| It can be time consuming to download logs via "yarn logs -applicationId <appId> | grep something". Also mining large volumes of logs can be time consuming on single node. |
| This is a simple Pig loader to parse TFiles and provide line by line format (tuple of (machine, key, line)) for distributed processing of logs. |
| |
| Build/Install: |
| ============== |
| 1. "mvn clean package" should create "tfile-parser-x.y.z-SNAPSHOT.jar" would be created in ./target directory |
| |
| Running pig with tez: |
| ==================== |
| 1. Install pig |
| 2. $PIG_HOME/bin/pig -x tez (to open grunt shell) |
| |
| Sample pig script: |
| ================== |
| set pig.splitCombination false; |
| set tez.grouping.min-size 52428800; |
| set tez.grouping.max-size 52428800; |
| |
| /* Register all tez jars.

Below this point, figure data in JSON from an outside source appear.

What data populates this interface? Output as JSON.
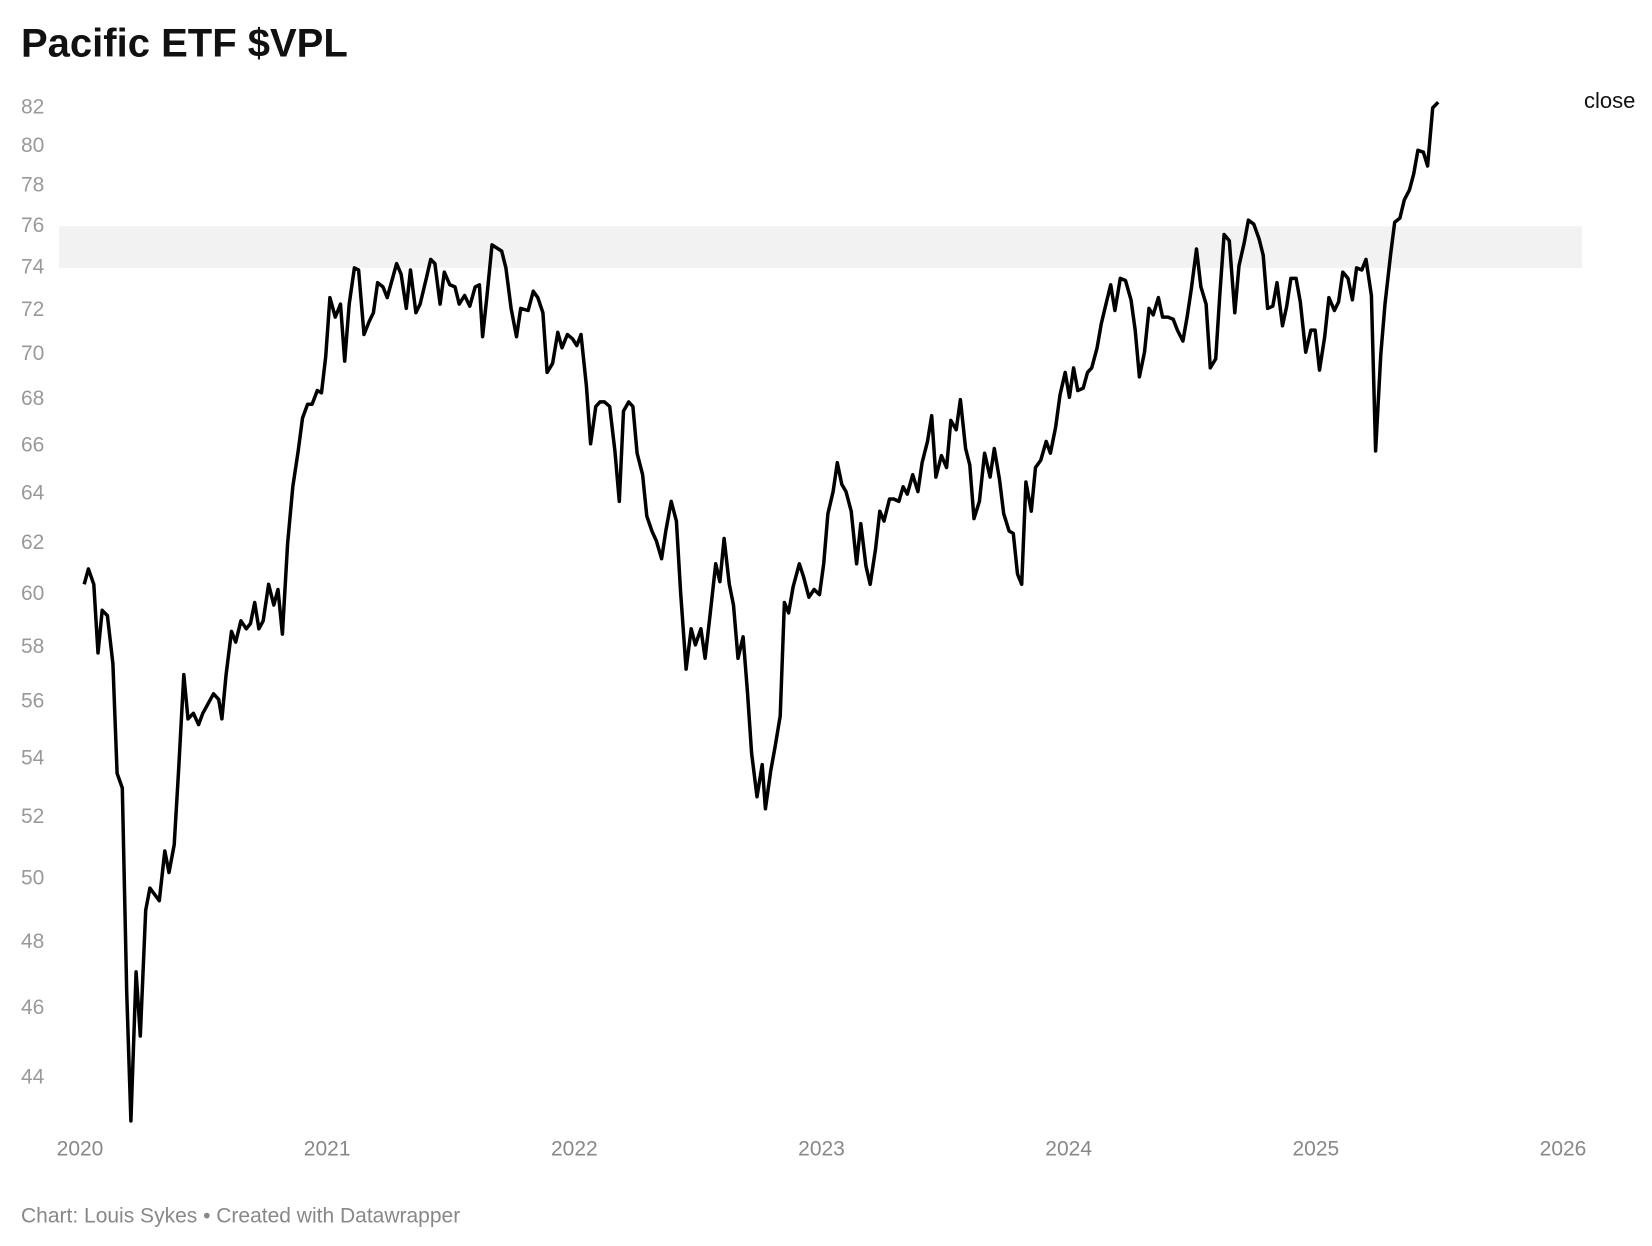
{
  "chart_data": {
    "type": "line",
    "title": "Pacific ETF $VPL",
    "footer": "Chart: Louis Sykes • Created with Datawrapper",
    "log_scale": true,
    "highlight_range": [
      74,
      76
    ],
    "xlim": [
      2020,
      2026
    ],
    "xticks": [
      2020,
      2021,
      2022,
      2023,
      2024,
      2025,
      2026
    ],
    "ylim": [
      42.5,
      83
    ],
    "yticks": [
      44,
      46,
      48,
      50,
      52,
      54,
      56,
      58,
      60,
      62,
      64,
      66,
      68,
      70,
      72,
      74,
      76,
      78,
      80,
      82
    ],
    "x": [
      2020.017,
      2020.034,
      2020.056,
      2020.073,
      2020.09,
      2020.111,
      2020.133,
      2020.15,
      2020.171,
      2020.189,
      2020.206,
      2020.227,
      2020.244,
      2020.266,
      2020.283,
      2020.321,
      2020.343,
      2020.36,
      2020.381,
      2020.399,
      2020.42,
      2020.437,
      2020.459,
      2020.48,
      2020.497,
      2020.54,
      2020.561,
      2020.574,
      2020.591,
      2020.613,
      2020.63,
      2020.651,
      2020.673,
      2020.69,
      2020.707,
      2020.724,
      2020.741,
      2020.763,
      2020.784,
      2020.801,
      2020.819,
      2020.84,
      2020.861,
      2020.883,
      2020.9,
      2020.921,
      2020.939,
      2020.96,
      2020.977,
      2020.994,
      2021.011,
      2021.033,
      2021.054,
      2021.071,
      2021.089,
      2021.11,
      2021.127,
      2021.149,
      2021.17,
      2021.187,
      2021.204,
      2021.226,
      2021.243,
      2021.281,
      2021.299,
      2021.32,
      2021.337,
      2021.359,
      2021.376,
      2021.401,
      2021.419,
      2021.436,
      2021.457,
      2021.474,
      2021.496,
      2021.517,
      2021.534,
      2021.556,
      2021.577,
      2021.599,
      2021.616,
      2021.629,
      2021.646,
      2021.667,
      2021.706,
      2021.723,
      2021.744,
      2021.766,
      2021.783,
      2021.813,
      2021.834,
      2021.852,
      2021.873,
      2021.89,
      2021.912,
      2021.933,
      2021.95,
      2021.972,
      2021.993,
      2022.01,
      2022.027,
      2022.049,
      2022.066,
      2022.087,
      2022.104,
      2022.122,
      2022.143,
      2022.164,
      2022.182,
      2022.199,
      2022.22,
      2022.237,
      2022.254,
      2022.276,
      2022.293,
      2022.314,
      2022.332,
      2022.353,
      2022.37,
      2022.392,
      2022.413,
      2022.43,
      2022.452,
      2022.473,
      2022.49,
      2022.512,
      2022.529,
      2022.55,
      2022.572,
      2022.589,
      2022.606,
      2022.627,
      2022.644,
      2022.662,
      2022.683,
      2022.7,
      2022.717,
      2022.739,
      2022.76,
      2022.773,
      2022.795,
      2022.812,
      2022.833,
      2022.85,
      2022.867,
      2022.885,
      2022.91,
      2022.927,
      2022.949,
      2022.97,
      2022.992,
      2023.009,
      2023.026,
      2023.047,
      2023.064,
      2023.082,
      2023.099,
      2023.12,
      2023.142,
      2023.159,
      2023.18,
      2023.197,
      2023.219,
      2023.236,
      2023.253,
      2023.275,
      2023.292,
      2023.313,
      2023.33,
      2023.347,
      2023.369,
      2023.39,
      2023.407,
      2023.429,
      2023.446,
      2023.463,
      2023.485,
      2023.506,
      2023.523,
      2023.545,
      2023.562,
      2023.583,
      2023.6,
      2023.617,
      2023.639,
      2023.66,
      2023.682,
      2023.699,
      2023.72,
      2023.737,
      2023.759,
      2023.776,
      2023.793,
      2023.81,
      2023.827,
      2023.849,
      2023.866,
      2023.887,
      2023.909,
      2023.926,
      2023.947,
      2023.965,
      2023.986,
      2024.003,
      2024.02,
      2024.037,
      2024.059,
      2024.076,
      2024.093,
      2024.115,
      2024.132,
      2024.153,
      2024.17,
      2024.187,
      2024.209,
      2024.23,
      2024.252,
      2024.269,
      2024.286,
      2024.307,
      2024.325,
      2024.342,
      2024.363,
      2024.38,
      2024.402,
      2024.423,
      2024.44,
      2024.462,
      2024.479,
      2024.496,
      2024.517,
      2024.535,
      2024.556,
      2024.573,
      2024.595,
      2024.612,
      2024.629,
      2024.65,
      2024.672,
      2024.689,
      2024.71,
      2024.727,
      2024.749,
      2024.77,
      2024.787,
      2024.805,
      2024.826,
      2024.843,
      2024.865,
      2024.882,
      2024.899,
      2024.92,
      2024.937,
      2024.959,
      2024.98,
      2024.997,
      2025.015,
      2025.036,
      2025.053,
      2025.075,
      2025.092,
      2025.109,
      2025.13,
      2025.148,
      2025.165,
      2025.186,
      2025.203,
      2025.225,
      2025.242,
      2025.263,
      2025.28,
      2025.302,
      2025.319,
      2025.34,
      2025.358,
      2025.379,
      2025.396,
      2025.413,
      2025.435,
      2025.452,
      2025.473,
      2025.495
    ],
    "series": [
      {
        "name": "close",
        "color": "#000000",
        "values": [
          60.4,
          61.0,
          60.4,
          57.8,
          59.4,
          59.2,
          57.4,
          53.5,
          53.0,
          46.5,
          42.8,
          47.1,
          45.2,
          49.0,
          49.7,
          49.3,
          50.9,
          50.2,
          51.1,
          53.6,
          57.0,
          55.4,
          55.6,
          55.2,
          55.6,
          56.3,
          56.1,
          55.4,
          57.0,
          58.6,
          58.2,
          59.0,
          58.7,
          58.9,
          59.7,
          58.7,
          59.0,
          60.4,
          59.6,
          60.2,
          58.5,
          62.0,
          64.3,
          65.8,
          67.2,
          67.8,
          67.8,
          68.4,
          68.3,
          69.9,
          72.6,
          71.7,
          72.3,
          69.7,
          72.3,
          74.0,
          73.9,
          70.9,
          71.5,
          71.9,
          73.3,
          73.1,
          72.6,
          74.2,
          73.7,
          72.1,
          73.9,
          71.9,
          72.3,
          73.5,
          74.4,
          74.2,
          72.3,
          73.8,
          73.2,
          73.1,
          72.3,
          72.7,
          72.2,
          73.1,
          73.2,
          70.8,
          72.6,
          75.1,
          74.8,
          74.0,
          72.1,
          70.8,
          72.1,
          72.0,
          72.9,
          72.6,
          71.9,
          69.2,
          69.6,
          71.0,
          70.3,
          70.9,
          70.7,
          70.4,
          70.9,
          68.6,
          66.1,
          67.7,
          67.9,
          67.9,
          67.7,
          65.8,
          63.7,
          67.5,
          67.9,
          67.7,
          65.7,
          64.8,
          63.1,
          62.5,
          62.1,
          61.4,
          62.5,
          63.7,
          62.9,
          60.1,
          57.2,
          58.7,
          58.1,
          58.7,
          57.6,
          59.3,
          61.2,
          60.5,
          62.2,
          60.4,
          59.6,
          57.6,
          58.4,
          56.4,
          54.2,
          52.7,
          53.8,
          52.3,
          53.6,
          54.4,
          55.5,
          59.7,
          59.3,
          60.3,
          61.2,
          60.7,
          59.9,
          60.2,
          60.0,
          61.2,
          63.2,
          64.1,
          65.3,
          64.4,
          64.1,
          63.3,
          61.2,
          62.8,
          61.1,
          60.4,
          61.8,
          63.3,
          62.9,
          63.8,
          63.8,
          63.7,
          64.3,
          64.0,
          64.8,
          64.1,
          65.3,
          66.2,
          67.3,
          64.7,
          65.6,
          65.1,
          67.1,
          66.7,
          68.0,
          65.9,
          65.2,
          63.0,
          63.7,
          65.7,
          64.7,
          65.9,
          64.6,
          63.2,
          62.5,
          62.4,
          60.8,
          60.4,
          64.5,
          63.3,
          65.1,
          65.4,
          66.2,
          65.7,
          66.8,
          68.2,
          69.2,
          68.1,
          69.4,
          68.4,
          68.5,
          69.2,
          69.4,
          70.3,
          71.4,
          72.4,
          73.2,
          72.0,
          73.5,
          73.4,
          72.5,
          71.1,
          69.0,
          70.1,
          72.1,
          71.8,
          72.6,
          71.7,
          71.7,
          71.6,
          71.1,
          70.6,
          71.7,
          73.0,
          74.9,
          73.1,
          72.3,
          69.4,
          69.8,
          72.8,
          75.6,
          75.3,
          71.9,
          74.1,
          75.2,
          76.3,
          76.1,
          75.4,
          74.6,
          72.1,
          72.2,
          73.3,
          71.3,
          72.2,
          73.5,
          73.5,
          72.4,
          70.1,
          71.1,
          71.1,
          69.3,
          70.8,
          72.6,
          72.0,
          72.4,
          73.8,
          73.5,
          72.5,
          74.0,
          73.9,
          74.4,
          72.7,
          65.8,
          70.0,
          72.3,
          74.6,
          76.2,
          76.4,
          77.3,
          77.8,
          78.6,
          79.8,
          79.7,
          79.0,
          82.0,
          82.3
        ]
      }
    ]
  }
}
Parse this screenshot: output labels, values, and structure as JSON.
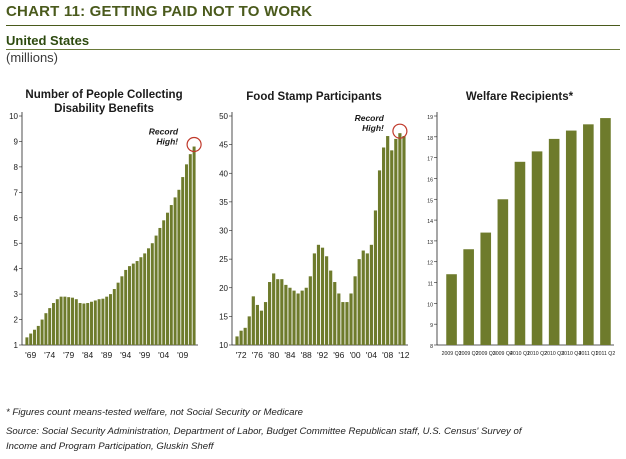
{
  "header": {
    "title": "CHART 11: GETTING PAID NOT TO WORK",
    "region": "United States",
    "units": "(millions)"
  },
  "colors": {
    "bar": "#6e7b2c",
    "accent": "#4a5a1c",
    "circle": "#c0392b"
  },
  "footnotes": {
    "note": "* Figures count means-tested welfare, not Social Security or Medicare",
    "source_line1": "Source: Social Security Administration, Department of Labor, Budget Committee Republican staff, U.S. Census' Survey of",
    "source_line2": "Income and Program Participation, Gluskin Sheff"
  },
  "chart_data": [
    {
      "type": "bar",
      "title": "Number of People Collecting\nDisability Benefits",
      "ylim": [
        1,
        10
      ],
      "yticks": [
        1,
        2,
        3,
        4,
        5,
        6,
        7,
        8,
        9,
        10
      ],
      "xtick_labels": [
        "'69",
        "'74",
        "'79",
        "'84",
        "'89",
        "'94",
        "'99",
        "'04",
        "'09"
      ],
      "xtick_years": [
        1969,
        1974,
        1979,
        1984,
        1989,
        1994,
        1999,
        2004,
        2009
      ],
      "annotation": "Record\nHigh!",
      "x": [
        1968,
        1969,
        1970,
        1971,
        1972,
        1973,
        1974,
        1975,
        1976,
        1977,
        1978,
        1979,
        1980,
        1981,
        1982,
        1983,
        1984,
        1985,
        1986,
        1987,
        1988,
        1989,
        1990,
        1991,
        1992,
        1993,
        1994,
        1995,
        1996,
        1997,
        1998,
        1999,
        2000,
        2001,
        2002,
        2003,
        2004,
        2005,
        2006,
        2007,
        2008,
        2009,
        2010,
        2011,
        2012
      ],
      "values": [
        1.3,
        1.45,
        1.6,
        1.75,
        2.0,
        2.25,
        2.45,
        2.65,
        2.8,
        2.9,
        2.9,
        2.88,
        2.86,
        2.8,
        2.65,
        2.63,
        2.65,
        2.7,
        2.75,
        2.8,
        2.82,
        2.9,
        3.0,
        3.2,
        3.45,
        3.7,
        3.95,
        4.1,
        4.2,
        4.3,
        4.45,
        4.6,
        4.8,
        5.0,
        5.3,
        5.6,
        5.9,
        6.2,
        6.5,
        6.8,
        7.1,
        7.6,
        8.1,
        8.5,
        8.8
      ]
    },
    {
      "type": "bar",
      "title": "Food Stamp Participants",
      "ylim": [
        10,
        50
      ],
      "yticks": [
        10,
        15,
        20,
        25,
        30,
        35,
        40,
        45,
        50
      ],
      "xtick_labels": [
        "'72",
        "'76",
        "'80",
        "'84",
        "'88",
        "'92",
        "'96",
        "'00",
        "'04",
        "'08",
        "'12"
      ],
      "xtick_years": [
        1972,
        1976,
        1980,
        1984,
        1988,
        1992,
        1996,
        2000,
        2004,
        2008,
        2012
      ],
      "annotation": "Record\nHigh!",
      "x": [
        1971,
        1972,
        1973,
        1974,
        1975,
        1976,
        1977,
        1978,
        1979,
        1980,
        1981,
        1982,
        1983,
        1984,
        1985,
        1986,
        1987,
        1988,
        1989,
        1990,
        1991,
        1992,
        1993,
        1994,
        1995,
        1996,
        1997,
        1998,
        1999,
        2000,
        2001,
        2002,
        2003,
        2004,
        2005,
        2006,
        2007,
        2008,
        2009,
        2010,
        2011,
        2012
      ],
      "values": [
        11.5,
        12.5,
        13.0,
        15.0,
        18.5,
        17.0,
        16.0,
        17.5,
        21.0,
        22.5,
        21.5,
        21.5,
        20.5,
        20.0,
        19.5,
        19.0,
        19.5,
        20.0,
        22.0,
        26.0,
        27.5,
        27.0,
        25.5,
        23.0,
        21.0,
        19.0,
        17.5,
        17.5,
        19.0,
        22.0,
        25.0,
        26.5,
        26.0,
        27.5,
        33.5,
        40.5,
        44.5,
        46.5,
        44.0,
        46.0,
        47.0,
        46.5
      ]
    },
    {
      "type": "bar",
      "title": "Welfare Recipients*",
      "ylim": [
        8,
        19
      ],
      "yticks": [
        8,
        9,
        10,
        11,
        12,
        13,
        14,
        15,
        16,
        17,
        18,
        19
      ],
      "categories": [
        "2009 Q1",
        "2009 Q2",
        "2009 Q3",
        "2009 Q4",
        "2010 Q1",
        "2010 Q2",
        "2010 Q3",
        "2010 Q4",
        "2011 Q1",
        "2011 Q2"
      ],
      "values": [
        11.4,
        12.6,
        13.4,
        15.0,
        16.8,
        17.3,
        17.9,
        18.3,
        18.6,
        18.9
      ]
    }
  ]
}
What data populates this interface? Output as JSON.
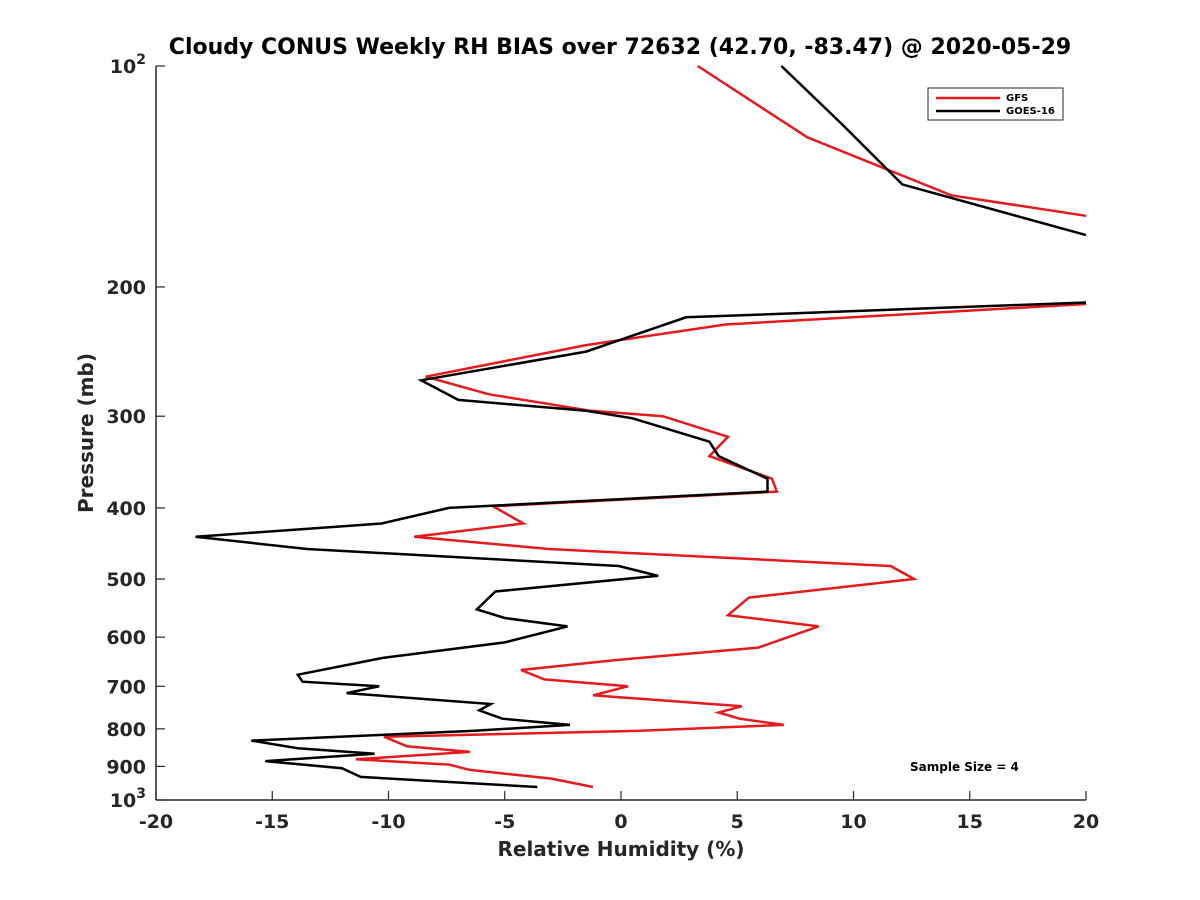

Replace $TEZ_HOME, $TEZ_TFILE_DIR with absolute path */ |
| register '$TEZ_HOME/*.jar'; |
| register '$TEZ_TFILE_DIR/tfile-parser-1.0-SNAPSHOT.jar'; |
| raw = load '/app-logs/root/logs/application_1411511669099_0769/*' using org.apache.tez.tools.TFileLoader() as (machine:chararray, key:chararray, line:chararray); |
| filterByLine = FILTER raw BY (key MATCHES '.*container_1411511669099_0769_01_000001.*') |
| AND (line MATCHES '.*Shuffle.*'); |
| dump filterByLine; |
| |